La ragazza spiega infatti che trovare un individuo con le caratteristiche giuste è difficile e può richiedere anche tantissimi anni, così lei e la setta hanno deciso di creare da zero una persona adatta al loro scopo e da qui si spiega anche il significato dei filmati trovati dal protagonista al campus. Così tutto ciò che James crede di essere in realtà è solo un’illusione: dalla sua professione di poliziotto alla relazione con Nora (la madre di Amanda), fino al lutto familiare che lo ha devastato di dolore. Già, proprio quest’ultimo è stato l’appiglio fondamentale dell’Uomo Vuoto, che si insinua laddove c’è una crepa, una mancanza. Così adesso James non è altro che una lavagna vuota (“tulpa”, lo definisce Amanda) che quell’antica entità può occupare.
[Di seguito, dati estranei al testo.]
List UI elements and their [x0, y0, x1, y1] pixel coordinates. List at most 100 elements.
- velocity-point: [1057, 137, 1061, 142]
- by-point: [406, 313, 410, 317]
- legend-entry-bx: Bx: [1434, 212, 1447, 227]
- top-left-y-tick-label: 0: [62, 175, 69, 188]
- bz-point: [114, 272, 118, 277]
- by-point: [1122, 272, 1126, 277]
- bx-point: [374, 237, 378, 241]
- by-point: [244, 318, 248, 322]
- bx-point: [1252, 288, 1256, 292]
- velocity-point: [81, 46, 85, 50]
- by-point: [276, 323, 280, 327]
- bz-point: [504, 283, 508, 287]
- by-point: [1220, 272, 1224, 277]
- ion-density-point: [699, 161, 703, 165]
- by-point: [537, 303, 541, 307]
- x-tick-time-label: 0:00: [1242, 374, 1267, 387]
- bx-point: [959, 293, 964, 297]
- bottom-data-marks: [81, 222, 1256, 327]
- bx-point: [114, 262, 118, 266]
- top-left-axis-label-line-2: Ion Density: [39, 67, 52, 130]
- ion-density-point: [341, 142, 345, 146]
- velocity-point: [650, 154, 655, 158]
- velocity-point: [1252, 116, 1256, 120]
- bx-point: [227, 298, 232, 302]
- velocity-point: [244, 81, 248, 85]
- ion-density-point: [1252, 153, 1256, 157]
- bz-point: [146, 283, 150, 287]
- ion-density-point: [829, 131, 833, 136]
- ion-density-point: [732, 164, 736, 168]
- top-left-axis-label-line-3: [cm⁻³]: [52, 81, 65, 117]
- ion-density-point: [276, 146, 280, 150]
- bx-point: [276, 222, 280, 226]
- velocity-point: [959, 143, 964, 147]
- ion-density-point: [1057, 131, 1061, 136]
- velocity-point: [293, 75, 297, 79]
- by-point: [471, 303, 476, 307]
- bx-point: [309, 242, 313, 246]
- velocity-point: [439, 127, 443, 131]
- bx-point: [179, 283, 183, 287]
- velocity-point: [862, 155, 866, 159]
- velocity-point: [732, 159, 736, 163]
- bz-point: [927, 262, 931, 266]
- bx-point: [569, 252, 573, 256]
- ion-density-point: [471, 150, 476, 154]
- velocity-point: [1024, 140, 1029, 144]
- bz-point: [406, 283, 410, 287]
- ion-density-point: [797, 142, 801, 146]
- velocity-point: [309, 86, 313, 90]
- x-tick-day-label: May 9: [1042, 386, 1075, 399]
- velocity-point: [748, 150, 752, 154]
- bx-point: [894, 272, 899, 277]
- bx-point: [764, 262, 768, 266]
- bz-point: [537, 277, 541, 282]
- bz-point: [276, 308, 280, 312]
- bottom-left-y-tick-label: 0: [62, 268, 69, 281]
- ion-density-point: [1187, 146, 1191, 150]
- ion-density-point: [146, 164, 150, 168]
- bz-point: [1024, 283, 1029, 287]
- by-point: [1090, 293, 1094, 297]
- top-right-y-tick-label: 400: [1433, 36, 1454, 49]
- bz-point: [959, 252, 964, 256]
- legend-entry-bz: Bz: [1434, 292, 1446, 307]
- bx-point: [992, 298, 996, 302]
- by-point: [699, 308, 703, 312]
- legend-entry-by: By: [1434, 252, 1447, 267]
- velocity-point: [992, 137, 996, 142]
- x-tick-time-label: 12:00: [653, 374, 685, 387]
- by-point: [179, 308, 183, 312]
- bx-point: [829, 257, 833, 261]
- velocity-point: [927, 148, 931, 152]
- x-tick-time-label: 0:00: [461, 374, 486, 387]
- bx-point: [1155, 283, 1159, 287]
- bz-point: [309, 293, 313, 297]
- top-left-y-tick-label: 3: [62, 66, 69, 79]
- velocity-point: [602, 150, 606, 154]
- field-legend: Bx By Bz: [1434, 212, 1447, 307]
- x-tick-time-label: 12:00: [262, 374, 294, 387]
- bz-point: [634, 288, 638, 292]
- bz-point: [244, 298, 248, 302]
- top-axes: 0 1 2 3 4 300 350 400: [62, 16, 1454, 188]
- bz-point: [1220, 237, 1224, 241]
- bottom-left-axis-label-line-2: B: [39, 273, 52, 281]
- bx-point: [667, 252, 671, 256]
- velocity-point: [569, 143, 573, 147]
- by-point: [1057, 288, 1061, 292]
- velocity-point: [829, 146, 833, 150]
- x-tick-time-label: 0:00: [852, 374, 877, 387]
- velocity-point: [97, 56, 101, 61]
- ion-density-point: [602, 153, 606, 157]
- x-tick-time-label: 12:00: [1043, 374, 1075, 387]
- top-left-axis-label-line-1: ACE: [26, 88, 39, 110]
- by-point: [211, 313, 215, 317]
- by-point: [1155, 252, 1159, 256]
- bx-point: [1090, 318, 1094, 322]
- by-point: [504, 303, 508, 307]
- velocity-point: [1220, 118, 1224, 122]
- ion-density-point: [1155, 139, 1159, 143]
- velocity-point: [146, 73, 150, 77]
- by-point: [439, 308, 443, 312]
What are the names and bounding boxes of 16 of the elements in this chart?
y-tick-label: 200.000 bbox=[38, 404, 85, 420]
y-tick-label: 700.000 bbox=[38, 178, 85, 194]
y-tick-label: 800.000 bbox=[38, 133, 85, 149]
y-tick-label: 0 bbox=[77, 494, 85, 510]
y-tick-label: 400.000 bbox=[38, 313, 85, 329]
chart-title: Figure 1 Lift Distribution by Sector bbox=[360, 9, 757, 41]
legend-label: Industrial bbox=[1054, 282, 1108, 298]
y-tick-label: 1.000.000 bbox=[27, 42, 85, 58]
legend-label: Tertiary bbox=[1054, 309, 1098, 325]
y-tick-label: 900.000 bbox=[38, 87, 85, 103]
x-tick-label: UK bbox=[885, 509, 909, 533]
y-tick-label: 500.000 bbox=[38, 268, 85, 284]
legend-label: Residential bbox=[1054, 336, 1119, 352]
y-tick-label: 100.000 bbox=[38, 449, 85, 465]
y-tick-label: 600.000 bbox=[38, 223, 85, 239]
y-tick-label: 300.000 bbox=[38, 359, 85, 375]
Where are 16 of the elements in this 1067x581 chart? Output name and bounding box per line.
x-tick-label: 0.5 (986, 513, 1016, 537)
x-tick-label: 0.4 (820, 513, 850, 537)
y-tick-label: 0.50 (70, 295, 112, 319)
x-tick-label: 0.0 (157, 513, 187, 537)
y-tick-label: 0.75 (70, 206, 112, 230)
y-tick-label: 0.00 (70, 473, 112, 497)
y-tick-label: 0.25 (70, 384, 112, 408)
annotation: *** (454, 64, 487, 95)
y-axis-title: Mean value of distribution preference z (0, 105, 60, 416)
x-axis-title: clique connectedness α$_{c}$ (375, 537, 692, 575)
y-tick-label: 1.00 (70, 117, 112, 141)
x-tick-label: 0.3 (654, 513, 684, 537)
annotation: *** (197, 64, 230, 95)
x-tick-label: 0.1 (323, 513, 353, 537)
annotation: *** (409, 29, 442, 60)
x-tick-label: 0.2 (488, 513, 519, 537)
L’ultima scena del film è un mix di allucinazioni che ci fanno comprendere, in conclusione, che l’Uomo Vuoto si è impadronito di James. Tutti allora si inginocchiano al suo cospetto, riconoscendo finalmente e ufficialmente in lui l’individuo in grado di portare il demone nel nostro mondo.
The Empty Man: il significato del film
Una domanda però resta sul fondo: chi era James prima di essere ridotto in “tulpa”?
Il film di David Prior gioca con destrezza tra vari generi, innescando il dubbio e il vuoto nello spettatore e indagando sulle paure che possono affliggere chiunque. Oltre a essere un horror su un’entità soprannaturale, The Empty Man è un’analisi della società in cui viviamo e del nostro modo di affrontare gli ostacoli. Nel film uscito su Disney+ si intromettono tutta una serie di meccanismi psicologici, di ragionamenti e considerazioni su lutti, traumi e perdite che potrebbero colpire chiunque di noi. In quest’ottica l’Uomo Vuoto altro non è che il volto informe e ignoto che diamo al nostro lato oscuro, è la nostra vulnerabilità e insoddisfazione che, se non affrontata, viene messa a disposizione del male.
The Empty Man slatentizza l’uomo nero che ognuno di noi si porta dentro e lo fa innescando una critica verso le sette religiose e il potere che acquistano nei confronti di chi è solo, il modo di affrontare i disturbi mentali, di metabolizzare i lutti; ci spinge a indagare quel buco nero che si traduce in insoddisfazione nei confronti della vita, estremizzando atteggiamenti e concetti ad esso legati.